What does your writing process look like? My writing process is very messy. I'm a "pantser" (fly by the seat of your pants) kind of writer so I don't do much outlining and prefer to see where things go as I develop an idea.
Are there media (books/television/music) that inspire or motivate you? I find inspiration in a lot of places, but usually my writing comes from the influence of movies and mythology. Whether it's The Mandalorian or nine-tailed foxes, a lot of what I do is looking at different ways to tell the same story or use the source material as a jumping off point.

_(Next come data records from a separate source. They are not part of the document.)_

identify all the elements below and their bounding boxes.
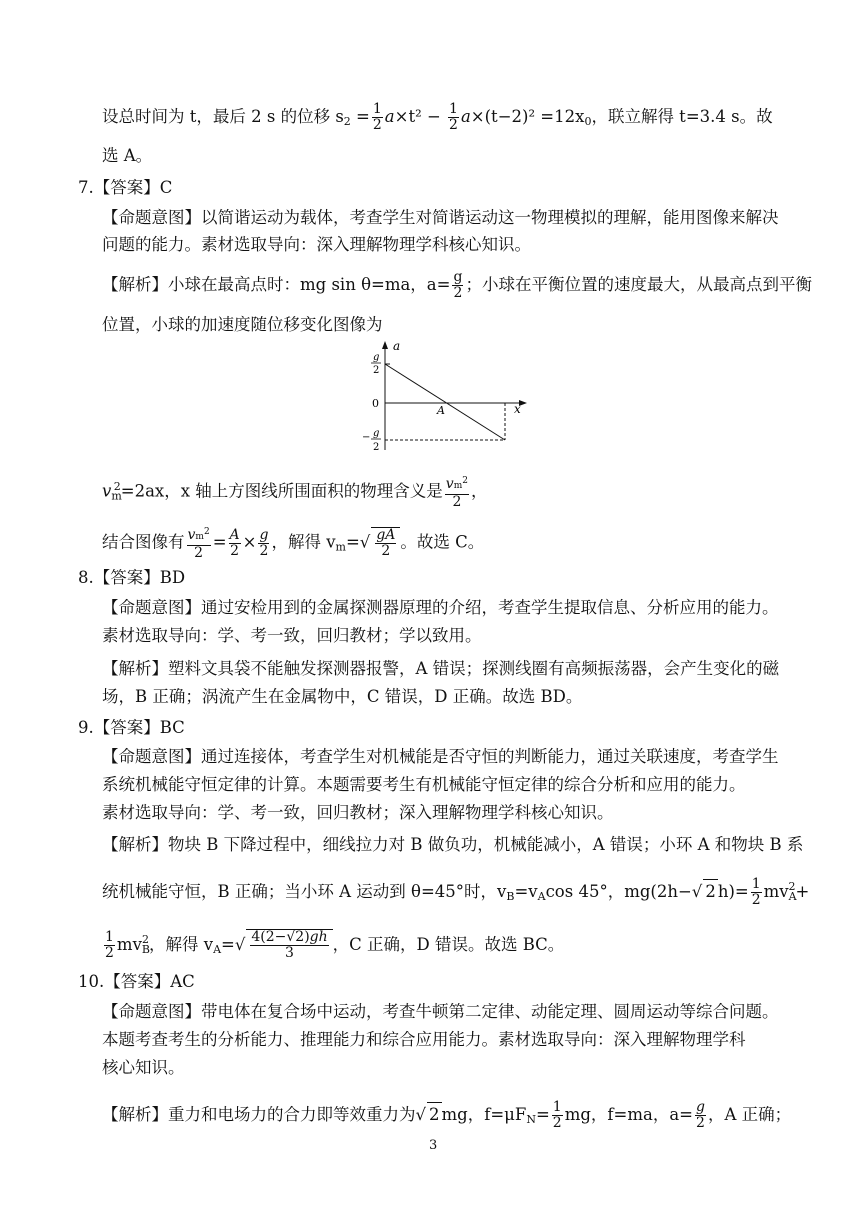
- q9-answer: 9.【答案】BC: [78, 718, 185, 737]
- graph-bottom-label-den: 2: [373, 442, 380, 453]
- q8-analysis-line1: 【解析】塑料文具袋不能触发探测器报警，A 错误；探测线圈有高频振荡器，会产生变化的磁: [102, 659, 780, 678]
- q9-analysis-line1: 【解析】物块 B 下降过程中，细线拉力对 B 做负功，机械能减小，A 错误；小环 A 和物块 B 系: [102, 835, 804, 854]
- acceleration-displacement-graph: [360, 340, 530, 455]
- q9-intent-line2: 系统机械能守恒定律的计算。本题需要考生有机械能守恒定律的综合分析和应用的能力。: [102, 775, 746, 794]
- q7-analysis-line2: 位置，小球的加速度随位移变化图像为: [102, 315, 383, 334]
- q7-equation-line2: 结合图像有 $\frac{vm^2}{2}$ = $\frac{A}{2}$ × $\frac{g}{2}$ ，解得 $v_m=√$ $\frac{gA}{2}$ 。故选 C。: [102, 526, 485, 561]
- graph-bottom-label-num: g: [373, 428, 380, 439]
- graph-y-label: a: [393, 340, 401, 353]
- q9-intent-line1: 【命题意图】通过连接体，考查学生对机械能是否守恒的判断能力，通过关联速度，考查学生: [102, 747, 779, 766]
- q7-equation-line1: $v_m^2=2ax$，x 轴上方图线所围面积的物理含义是 $\frac{vm^2}{2}$ ，: [102, 476, 488, 510]
- q10-analysis-line1: 【解析】重力和电场力的合力即等效重力为√ 2 mg，$f=\mu F_N=$ $\frac{1}{2}$ mg，f=ma，a= $\frac{g}{2}$ ，A 正确；: [102, 1099, 792, 1131]
- q7-intent-line2: 问题的能力。素材选取导向：深入理解物理学科核心知识。: [102, 235, 531, 254]
- q8-intent-line1: 【命题意图】通过安检用到的金属探测器原理的介绍，考查学生提取信息、分析应用的能力。: [102, 598, 779, 617]
- q8-answer: 8.【答案】BD: [78, 568, 186, 587]
- q7-analysis-line1: 【解析】小球在最高点时：mg sin θ=ma，a= $\frac{g}{2}$ ；小球在平衡位置的速度最大，从最高点到平衡: [102, 269, 812, 301]
- q8-intent-line2: 素材选取导向：学、考一致，回归教材；学以致用。: [102, 626, 482, 645]
- q6-solution-line1: 设总时间为 t，最后 2 s 的位移 $s_2$ = $\frac{1}{2}$ a×t² − $\frac{1}{2}$ $a\times(t-2)^2 =12x_0$，联立解得 t=3.4 s。故: [102, 101, 773, 133]
- page-number: 3: [429, 1138, 438, 1153]
- graph-top-label-num: g: [373, 352, 380, 363]
- graph-x-label: x: [514, 402, 521, 416]
- graph-top-label-den: 2: [373, 365, 380, 376]
- q6-solution-line2: 选 A。: [102, 146, 153, 165]
- q10-intent-line2: 本题考查考生的分析能力、推理能力和综合应用能力。素材选取导向：深入理解物理学科: [102, 1030, 746, 1049]
- q9-intent-line3: 素材选取导向：学、考一致，回归教材；深入理解物理学科核心知识。: [102, 803, 614, 822]
- q10-intent-line1: 【命题意图】带电体在复合场中运动，考查牛顿第二定律、动能定理、圆周运动等综合问题。: [102, 1002, 779, 1021]
- q7-intent-line1: 【命题意图】以简谐运动为载体，考查学生对简谐运动这一物理模拟的理解，能用图像来解决: [102, 208, 779, 227]
- graph-bottom-sign: −: [362, 432, 371, 443]
- graph-origin: 0: [372, 397, 379, 410]
- q9-analysis-line3: $\frac{1}{2}$ $mv_B^2$，解得 $v_A=√$ $\frac{4(2-√2)gh}{3}$ ，C 正确，D 错误。故选 BC。: [105, 929, 565, 961]
- q10-answer: 10.【答案】AC: [78, 972, 195, 991]
- q7-answer: 7.【答案】C: [78, 178, 173, 197]
- graph-point-a: A: [437, 404, 445, 417]
- q10-intent-line3: 核心知识。: [102, 1058, 185, 1077]
- q8-analysis-line2: 场，B 正确；涡流产生在金属物中，C 错误，D 正确。故选 BD。: [102, 687, 583, 706]
- q9-analysis-line2: 统机械能守恒，B 正确；当小环 A 运动到 θ=45°时，$v_B=v_A\cos$ 45°，mg(2h−√ 2 h)= $\frac{1}{2}$ $mv_A^2+$: [102, 876, 810, 908]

What is your heritage? Filipino
What’s some little known information about yourself? I'm a trained actor and put those skills to use when bringing NPCs to life in my games. I've got two kids, ages 10 and 7, with whom I love to play D&D. My 7-year-old DMed his first game for his big brother a few months ago!
What does your writing process look like? It depends on the project, of course. I try to determine early on the themes an adventure will tackle, so I can get into the frame of mind of writing to support those themes. Once I have the theme of an adventure solidified, I often move on to figuring out where the adventure takes place and what maps I need to create. Map-making is one of my favorite design activities! From there, I determine monsters, NPCs, hazards, and other elements to populate the maps. Then I weave the story around those elements.
Are there media (books/television/music) that inspire or motivate you? Past editions of D&D are my biggest sources of inspiration. One of the best things about writing DDAL adventures is that they're an excuse to plumb the rich depths of lore from 1st Ed. through my beloved 4th Ed. Beyond that, I get tons of inspiration from shows I watch with my kids.
Do you have a favorite DDAL adventure that you've DMed or played? There are so many wonderful adventures, it's hard to choose. Of the 5th Ed. hardcovers, I love Curse of Strahd and Tomb of Annihilation the most. I greatly enjoy running Secrets of Sokol Keep, Shadows Over the Moonsea, Cloaks and Shadows, and No Foolish Matter. Also, I love pretty much anything by Will Doyle and Teos Abadia.